The left axle was a pretty simple bend since the end of the axle contained a bearing housing. It just required one right angle bend at the top. It is 9 1/2 inches from the center of the bearing support to the center of the bend at the top.
The bracket welded to the top, horizontal section of the axle determined the final position of the axle. Notice the extra holes drilled in this bracket welded to the left axle in the picture on the left above. Those were there in case my scaling was off. The right axle wasn’t as bad to make as it looks. The two ends sections had to be parallel to each other. The hard part was getting the bend at the correct angle. And, I’ll admit I did a little guessing here. Once one end was bent it was a simple matter to bend the other end parallel. The axle is 10 inches long measured perpendicular to the ends. The angle is close to 70 degrees.
(In the upper left center of the picture above, you might be able to make out where I’ve welded over the cut that was made to produce a bend in the main frame.)
With the major parts of the main frame made, it was a simple matter to make several supporting brackets to hold the axles in place. In the above picture you can also see where the rolling cutter is attached. The manual did a good job of indicating where both the control levers of the plow had to be mounted. One of the levers I got from the Case rake had to be shortened for use on the right side and the other had to be lengthened for use on the left side. You can see in the picture where the original pivot hole for the left lever was located. You can also see where I had to add a bracket to the right lever to connect the lifting arm.

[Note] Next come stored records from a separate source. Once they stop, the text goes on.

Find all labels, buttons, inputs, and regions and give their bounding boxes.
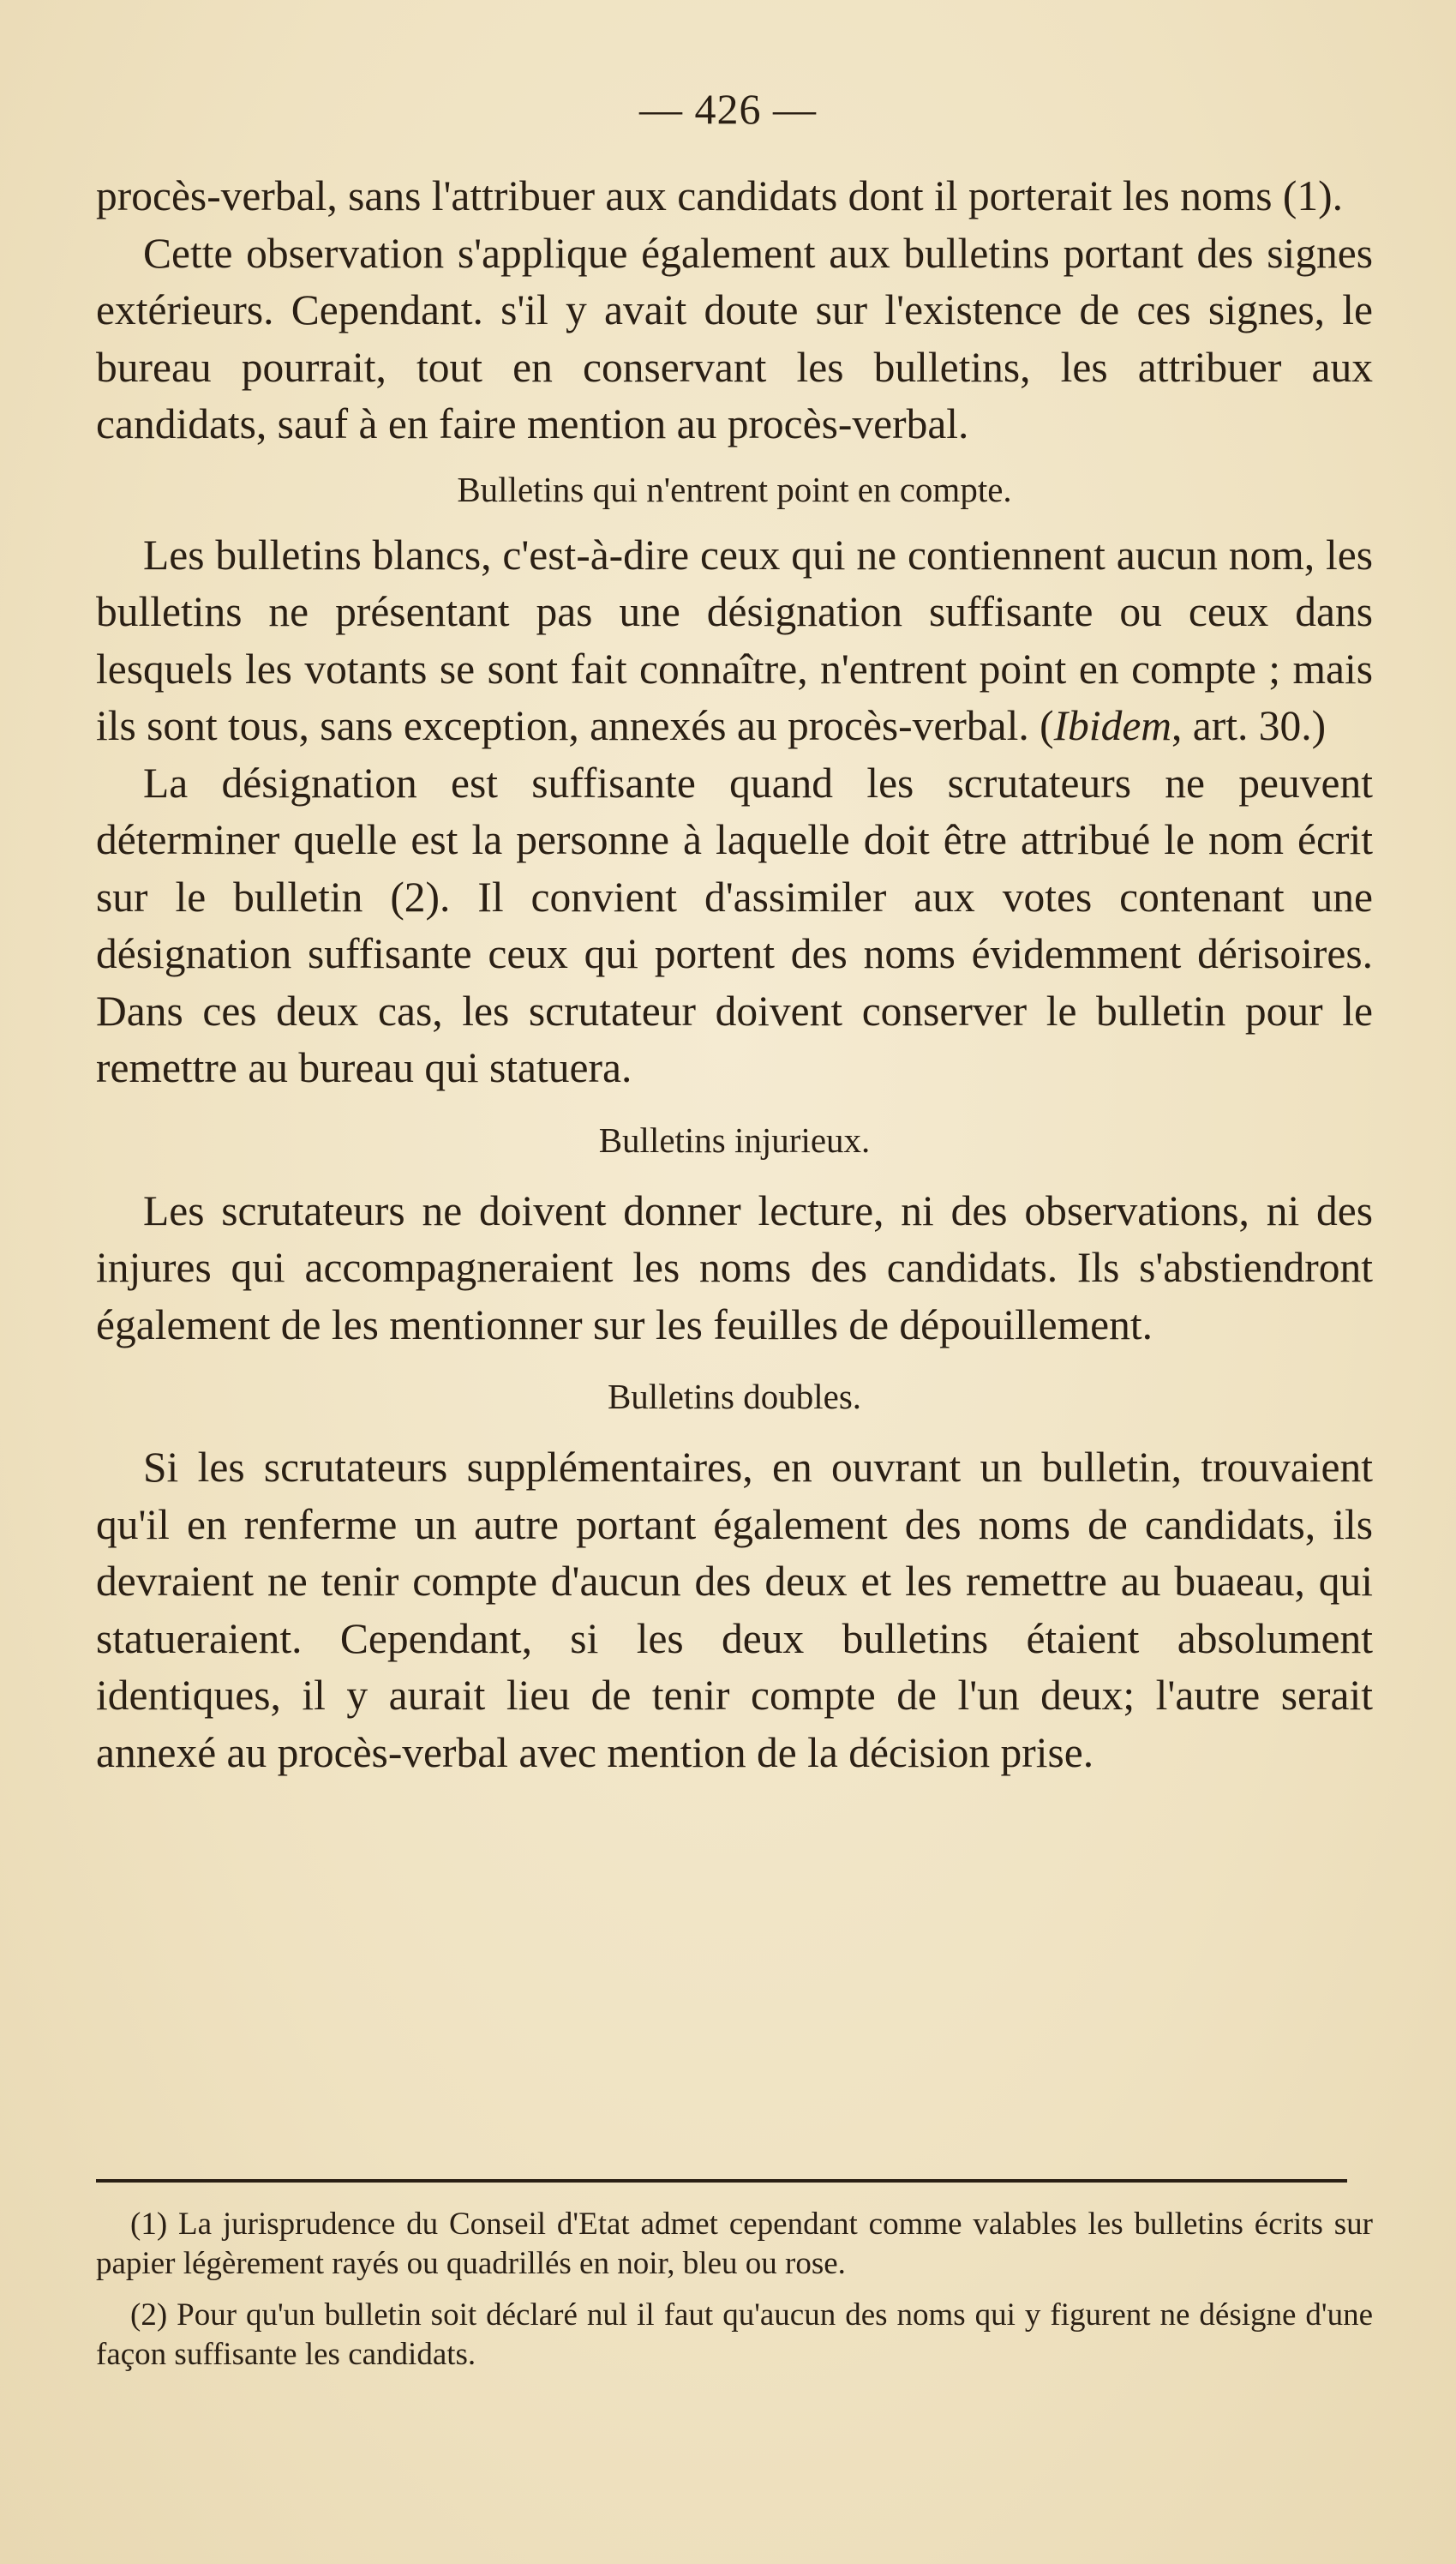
footnotes bbox=[96, 2205, 1373, 2375]
main-text bbox=[96, 168, 1373, 1781]
page-number: — 426 — bbox=[639, 85, 817, 133]
footnote-separator bbox=[96, 2179, 1347, 2183]
blank-ballots-text: Les bulletins blancs, c'est-à-dire ceux qui ne contiennent aucun nom, les bulletins ne présentant pas une désignation suffisante ou ceux dans lesquels les votants se sont fait connaître, n'entrent point en compte ; mais ils sont tous, sans exception, annexés au procès-verbal. ( bbox=[96, 531, 1373, 749]
heading-injurious: Bulletins injurieux. bbox=[598, 1120, 871, 1160]
footnote-2: (2) Pour qu'un bulletin soit déclaré nul il faut qu'aucun des noms qui y figurent ne désigne d'une façon suffisante les candidats. bbox=[96, 2297, 1373, 2372]
footnote-1: (1) La jurisprudence du Conseil d'Etat admet cependant comme valables les bulletins écrits sur papier légèrement rayés ou quadrillés en noir, bleu ou rose. bbox=[96, 2207, 1373, 2281]
paragraph-external-signs: Cette observation s'applique également aux bulletins portant des signes extérieurs. Cependant. s'il y avait doute sur l'existence de ces signes, le bureau pourrait, tout en conservant les bulletins, les attribuer aux candidats, sauf à en faire mention au procès-verbal. bbox=[96, 229, 1373, 447]
article-reference: , art. 30.) bbox=[1171, 702, 1327, 749]
paragraph-double: Si les scrutateurs supplémentaires, en ouvrant un bulletin, trouvaient qu'il en renferme un autre portant également des noms de candidats, ils devraient ne tenir compte d'aucun des deux et les remettre au buaeau, qui statueraient. Cependant, si les deux bulletins étaient absolument identiques, il y aurait lieu de tenir compte de l'un deux; l'autre serait annexé au procès-verbal avec mention de la décision prise. bbox=[96, 1444, 1373, 1776]
heading-not-counted: Bulletins qui n'entrent point en compte. bbox=[457, 469, 1012, 509]
ibidem-reference: Ibidem bbox=[1053, 702, 1172, 749]
paragraph-blank-ballots bbox=[96, 527, 1373, 755]
paragraph-continuation: procès-verbal, sans l'attribuer aux candidats dont il porterait les noms (1). bbox=[96, 172, 1343, 219]
paragraph-designation: La désignation est suffisante quand les scrutateurs ne peuvent déterminer quelle est la personne à laquelle doit être attribué le nom écrit sur le bulletin (2). Il convient d'assimiler aux votes contenant une désignation suffisante ceux qui portent des noms évidemment dérisoires. Dans ces deux cas, les scrutateur doivent conserver le bulletin pour le remettre au bureau qui statuera. bbox=[96, 759, 1373, 1091]
paragraph-injurious: Les scrutateurs ne doivent donner lecture, ni des observations, ni des injures qui accompagneraient les noms des candidats. Ils s'abstiendront également de les mentionner sur les feuilles de dépouillement. bbox=[96, 1186, 1373, 1348]
heading-double: Bulletins doubles. bbox=[607, 1377, 862, 1416]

If you’ve ever used a pull type plow, you know there is a trip mechanism that drops the plow and another mechanism that raises it. I have an idea of how I want to do that, but have never gotten around to it. For safety I made a bracket to hold the plow in the raised position.

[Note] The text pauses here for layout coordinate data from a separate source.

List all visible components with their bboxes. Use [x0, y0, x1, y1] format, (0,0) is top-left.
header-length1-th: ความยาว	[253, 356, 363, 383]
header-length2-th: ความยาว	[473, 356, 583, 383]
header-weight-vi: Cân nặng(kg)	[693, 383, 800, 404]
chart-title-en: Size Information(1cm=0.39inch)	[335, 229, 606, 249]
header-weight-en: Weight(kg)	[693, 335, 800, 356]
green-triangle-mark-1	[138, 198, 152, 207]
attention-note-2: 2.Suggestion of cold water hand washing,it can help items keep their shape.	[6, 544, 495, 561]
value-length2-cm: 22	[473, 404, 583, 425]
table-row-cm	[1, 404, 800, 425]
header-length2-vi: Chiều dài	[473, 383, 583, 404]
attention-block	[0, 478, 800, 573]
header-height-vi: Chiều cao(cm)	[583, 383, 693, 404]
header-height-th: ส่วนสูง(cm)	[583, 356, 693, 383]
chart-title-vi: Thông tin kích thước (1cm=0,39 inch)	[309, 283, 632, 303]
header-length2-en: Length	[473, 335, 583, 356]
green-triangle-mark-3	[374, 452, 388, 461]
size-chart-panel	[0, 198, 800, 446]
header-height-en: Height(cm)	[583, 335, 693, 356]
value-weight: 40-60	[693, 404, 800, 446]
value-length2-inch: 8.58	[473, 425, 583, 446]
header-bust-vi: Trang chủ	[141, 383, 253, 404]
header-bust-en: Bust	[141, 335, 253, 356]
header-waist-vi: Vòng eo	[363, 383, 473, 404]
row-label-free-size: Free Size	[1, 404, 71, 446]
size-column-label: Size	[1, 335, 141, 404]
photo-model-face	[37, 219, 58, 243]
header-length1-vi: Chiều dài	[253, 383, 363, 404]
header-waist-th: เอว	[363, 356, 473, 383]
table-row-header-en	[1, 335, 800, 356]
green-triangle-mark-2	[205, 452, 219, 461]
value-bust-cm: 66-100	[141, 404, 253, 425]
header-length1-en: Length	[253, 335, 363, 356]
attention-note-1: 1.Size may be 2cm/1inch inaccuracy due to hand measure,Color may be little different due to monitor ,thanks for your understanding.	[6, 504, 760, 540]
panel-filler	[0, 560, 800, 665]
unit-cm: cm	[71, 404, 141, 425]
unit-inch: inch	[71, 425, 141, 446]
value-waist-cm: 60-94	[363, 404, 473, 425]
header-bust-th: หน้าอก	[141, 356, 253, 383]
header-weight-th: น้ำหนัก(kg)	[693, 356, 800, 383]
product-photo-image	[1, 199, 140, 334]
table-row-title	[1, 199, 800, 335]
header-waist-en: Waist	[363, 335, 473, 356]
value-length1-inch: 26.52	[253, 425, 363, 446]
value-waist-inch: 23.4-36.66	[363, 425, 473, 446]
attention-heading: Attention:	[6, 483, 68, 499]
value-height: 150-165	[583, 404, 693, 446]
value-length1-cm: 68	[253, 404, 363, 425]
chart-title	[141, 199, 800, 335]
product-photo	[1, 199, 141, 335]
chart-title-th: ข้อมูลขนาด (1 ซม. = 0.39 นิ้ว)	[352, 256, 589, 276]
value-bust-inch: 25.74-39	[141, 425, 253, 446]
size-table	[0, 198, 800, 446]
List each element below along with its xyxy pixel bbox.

You can see in the above picture I’ve added a bracket with two bolts holding the plow in the raised position. I can promise you that if I take out those two bolts, the plow will trip!!
I mentioned earlier that the moldboard was at the wrong angle when I placed the plow beam horizontally. I welded a piece on top of the beam and redrilled the hole for the moldboard.
You can see in the picture the added bracket and the hole where the moldboard used to be mounted. As an added touch, I used my CNC mill to make the front adjusting brackets.
I thought it added a nice touch to the finished product and looked like the brackets on the original plow. Notice that the holes are located on a radius so the angle can be adjusted.
And that’s it. The rest of the plow was simply pieces of flat iron cut to length with the appropriate holes drilled. I was pretty happy with the finished product. And, no, I’ve never tried plowing with the plow. It’s been strictly used for show. But I have little doubt in my mind but what it would work perfectly.